Previous payments havent reached my HL a/c until 10th or 11th, so dont panic if it's not there by the end of this week!
Any bond holders actually received coupon (due yesterday, I think)?
Inglis has a long history ( not alone in the sector) of providing information which ignores the negative trends in the business.The annual reports and company presentations do not mention the LTV covenants in financing structures or if they are ring- fenced from claims on the company if there is a shortfall ( unlike NRR or Capital and Regional).Most LTV covenants are normally in the 55- 60% range but can be varied or waived.
The update from 2 Feb is typical of the stance of ignoring the liquidity crisis caused by the failure to address the imminent maturity of the bond.
RGL is a distressed seller so achievable prices for sales will be under valuers figures which are based on a normal market scenario.That is why they have only sold £26m.Just look at the Canary Wharf office price drop.It is more about distressed sellers having to take big hits.
Divi announcement in two weeks.Prelim results on 26 March.What odds on tangible developments on the bond.It is to be hoped so.
Noticed some large sales yet the share price is not down much, someone buying shares up.

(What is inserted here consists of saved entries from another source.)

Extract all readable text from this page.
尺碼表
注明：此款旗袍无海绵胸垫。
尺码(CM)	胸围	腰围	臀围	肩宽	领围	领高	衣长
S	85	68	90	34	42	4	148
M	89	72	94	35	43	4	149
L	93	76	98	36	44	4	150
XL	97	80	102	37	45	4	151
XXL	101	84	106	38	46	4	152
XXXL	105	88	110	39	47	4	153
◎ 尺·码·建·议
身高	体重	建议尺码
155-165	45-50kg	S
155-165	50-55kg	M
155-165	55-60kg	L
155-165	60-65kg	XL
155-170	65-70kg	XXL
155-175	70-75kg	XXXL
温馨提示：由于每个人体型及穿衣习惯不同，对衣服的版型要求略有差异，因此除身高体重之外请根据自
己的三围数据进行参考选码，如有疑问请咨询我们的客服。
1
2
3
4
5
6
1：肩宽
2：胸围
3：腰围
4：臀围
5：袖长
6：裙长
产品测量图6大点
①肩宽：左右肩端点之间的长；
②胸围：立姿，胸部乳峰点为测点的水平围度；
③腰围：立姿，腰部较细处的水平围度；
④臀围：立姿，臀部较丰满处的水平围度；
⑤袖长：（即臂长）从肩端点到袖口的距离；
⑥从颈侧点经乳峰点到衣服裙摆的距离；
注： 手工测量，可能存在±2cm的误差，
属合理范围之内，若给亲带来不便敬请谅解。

They have said they can refinance the bond, it's not a problem,don't they have some cash to reduce the amount unless they have spent it but guessing it will become clearer in the next coming months.

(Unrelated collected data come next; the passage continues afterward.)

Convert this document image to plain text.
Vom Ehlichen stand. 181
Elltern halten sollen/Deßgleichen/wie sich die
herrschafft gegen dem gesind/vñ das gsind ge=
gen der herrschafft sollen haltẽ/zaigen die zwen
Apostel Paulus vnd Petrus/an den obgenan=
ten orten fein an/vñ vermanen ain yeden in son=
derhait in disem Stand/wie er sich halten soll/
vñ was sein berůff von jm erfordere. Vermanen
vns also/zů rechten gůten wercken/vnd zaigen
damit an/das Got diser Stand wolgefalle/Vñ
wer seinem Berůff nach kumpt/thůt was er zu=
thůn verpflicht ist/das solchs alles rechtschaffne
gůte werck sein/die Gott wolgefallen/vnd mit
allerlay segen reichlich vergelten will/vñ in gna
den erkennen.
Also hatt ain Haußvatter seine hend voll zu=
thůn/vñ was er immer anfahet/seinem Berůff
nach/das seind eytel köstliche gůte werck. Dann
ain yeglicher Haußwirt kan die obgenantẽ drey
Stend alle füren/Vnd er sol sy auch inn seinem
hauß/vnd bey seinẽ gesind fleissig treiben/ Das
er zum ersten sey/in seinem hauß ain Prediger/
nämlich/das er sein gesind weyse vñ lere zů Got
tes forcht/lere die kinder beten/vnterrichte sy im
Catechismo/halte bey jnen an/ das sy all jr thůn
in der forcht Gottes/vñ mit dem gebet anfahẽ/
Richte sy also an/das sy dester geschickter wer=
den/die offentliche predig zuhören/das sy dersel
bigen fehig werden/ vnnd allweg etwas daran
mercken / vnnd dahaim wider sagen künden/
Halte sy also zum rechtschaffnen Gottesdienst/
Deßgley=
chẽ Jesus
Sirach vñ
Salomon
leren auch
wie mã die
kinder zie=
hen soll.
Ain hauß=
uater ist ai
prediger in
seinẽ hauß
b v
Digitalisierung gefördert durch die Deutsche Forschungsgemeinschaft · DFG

The board have said they are looking to reduce the LTV to 40% so perhaps something is imminent, perhaps Oakdale house is about to be sold.
The whole sector is unloved.
Someone could buy this and make money
RGL shares have been sliding for some time- 24p currently, down >15% in the past week alone- and reading between the lines of the update on 2 February, I'd be worried as an equity-holder about being wiped out at some stage due to an inability to realise enough value from future sales to cover the debt. So my guess is a (single?) holder of RGL1 is worried enough about their ability to refinance this bond and repay us in full. I'm still assuming that some combination of cash, a dividend cut and a sale or two will allow them to scrape together the £50m by August, but I'm not confident enough to add to an already very large holding.